16 thoughts on “Make Your Own Yogurt”

  1. Hello, i’m a student who are now studying in Penang.I’m looking for the Yoga teacher. As you had mention that one of your friend know yoga, isn’t? May i know where is he/her teaching? And how much does it cost? thanks ver much ya .

  2. Hi Caryn: Try googling for yoga in penang. The Ananda Marga Centre I used to go to is no longer there (it used to be behind Gembira Parade).

  3. May I know how much water do me need to mix mix 6 heaped tablespoons of milk powder and i Tbsp of yogurt culture…. any rough guide? Thanks

    • If you are using a mug, the hot water is about 60 ml (if you are using a 200 ml mug). It should be enough to mix the milk powder well and then when you add normal temperature water (another 120 to 140 ml), it will be just right.

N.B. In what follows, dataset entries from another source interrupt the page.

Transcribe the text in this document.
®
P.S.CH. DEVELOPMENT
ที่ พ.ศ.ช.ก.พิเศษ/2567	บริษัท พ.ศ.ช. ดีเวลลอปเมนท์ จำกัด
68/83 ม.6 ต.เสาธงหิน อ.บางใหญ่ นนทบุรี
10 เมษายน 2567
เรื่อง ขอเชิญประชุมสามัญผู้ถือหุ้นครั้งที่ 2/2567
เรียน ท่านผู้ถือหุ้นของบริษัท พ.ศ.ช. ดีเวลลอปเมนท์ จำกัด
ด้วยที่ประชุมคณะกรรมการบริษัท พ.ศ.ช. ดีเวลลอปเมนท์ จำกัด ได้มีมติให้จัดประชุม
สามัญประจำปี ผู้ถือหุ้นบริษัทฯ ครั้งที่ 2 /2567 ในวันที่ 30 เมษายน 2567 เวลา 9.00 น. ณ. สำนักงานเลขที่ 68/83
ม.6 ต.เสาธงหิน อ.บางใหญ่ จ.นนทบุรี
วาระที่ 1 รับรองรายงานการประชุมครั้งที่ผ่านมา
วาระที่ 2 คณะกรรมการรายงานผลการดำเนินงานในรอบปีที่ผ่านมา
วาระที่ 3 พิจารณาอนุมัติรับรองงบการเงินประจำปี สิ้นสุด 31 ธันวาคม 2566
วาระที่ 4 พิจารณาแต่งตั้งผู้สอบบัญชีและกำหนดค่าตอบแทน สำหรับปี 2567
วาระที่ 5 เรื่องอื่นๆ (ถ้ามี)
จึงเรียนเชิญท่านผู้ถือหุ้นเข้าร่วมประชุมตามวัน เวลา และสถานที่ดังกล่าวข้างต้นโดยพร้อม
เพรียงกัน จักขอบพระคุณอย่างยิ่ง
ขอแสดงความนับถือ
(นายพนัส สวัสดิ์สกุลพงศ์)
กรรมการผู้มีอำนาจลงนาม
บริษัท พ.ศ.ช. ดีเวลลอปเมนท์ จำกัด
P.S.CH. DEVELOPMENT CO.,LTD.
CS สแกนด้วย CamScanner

  4. Thanks for your prompt reply.
    I tried making yogurt last night, it turned out to be pretty runny or waterly.
    How to make it firmer? More Culture OR milk powder?
    Tablespoons refer to normal dinner spoon or those baking measurement spoon?
    I’ll try again….

    • Hi Leo: If your yogurt is runny, it could be that you have added too much water or not enough starter yogurt or not enough milk powder. Tablespoons – I just use the regular dinner tablespoons but the milk powder and yogurt are usually heaped, not leveled. If it is runny, it could also mean that it has not ‘set’ long enough in a warm environment.

    • William – yes, please try it and let me know how it goes. This should be fairly simple as all the ingredients can be easily bought. There’s no need to go buy yogurt starter. ๐Ÿ˜‰

  5. hi, instead of using powdered milk, can I use my breast milk? I have a lot of breast milk, 3 months old, really need to find ways to use them up, instead of throwing them, so wasting. Pls share if I can use this method using breast milk instead? Thanks.

    • Hi Margarita90: Yours must be the strangest comment I’ve gotten so far about making yogurt. I am really not too sure about using breast milk but you can try and let me know if it works.

  6. Hi Maya, I appreciate your yogurt home making receipt . I also came across a simple method, by mixing the milk (1 litre packet) to 1 teaspoon starter, then dry under hot sun for half hour before storing up for fermentation. Please advice, thanks.

    • Hi Teddy: Thanks for commenting. I have not heard of this method before. It may work because the sun heats up the milk just like the stove does. All you need is a nice warm environment for the good bacteria to start getting active and getting to work on your milk. If you do try this, let me know how it goes ๐Ÿ˜‰

  7. Hi Maya,
    Can I use UHT Low Fat Milk to make the yogurt? Need I heat it up or will
    room temperature be okay? Do I put the cold Marigold Natural Yogurt into
    the milk or have I to wait till room temp. for the yogurt? Thanks.

    • Hi Kathleen: Yes, you can. As long as it is milk. You will need to heat it up (see my instructions). You should leave the yogurt out on your kitchen counter top for at least 30 minutes before you put it into the milk. Hope this answers your questions.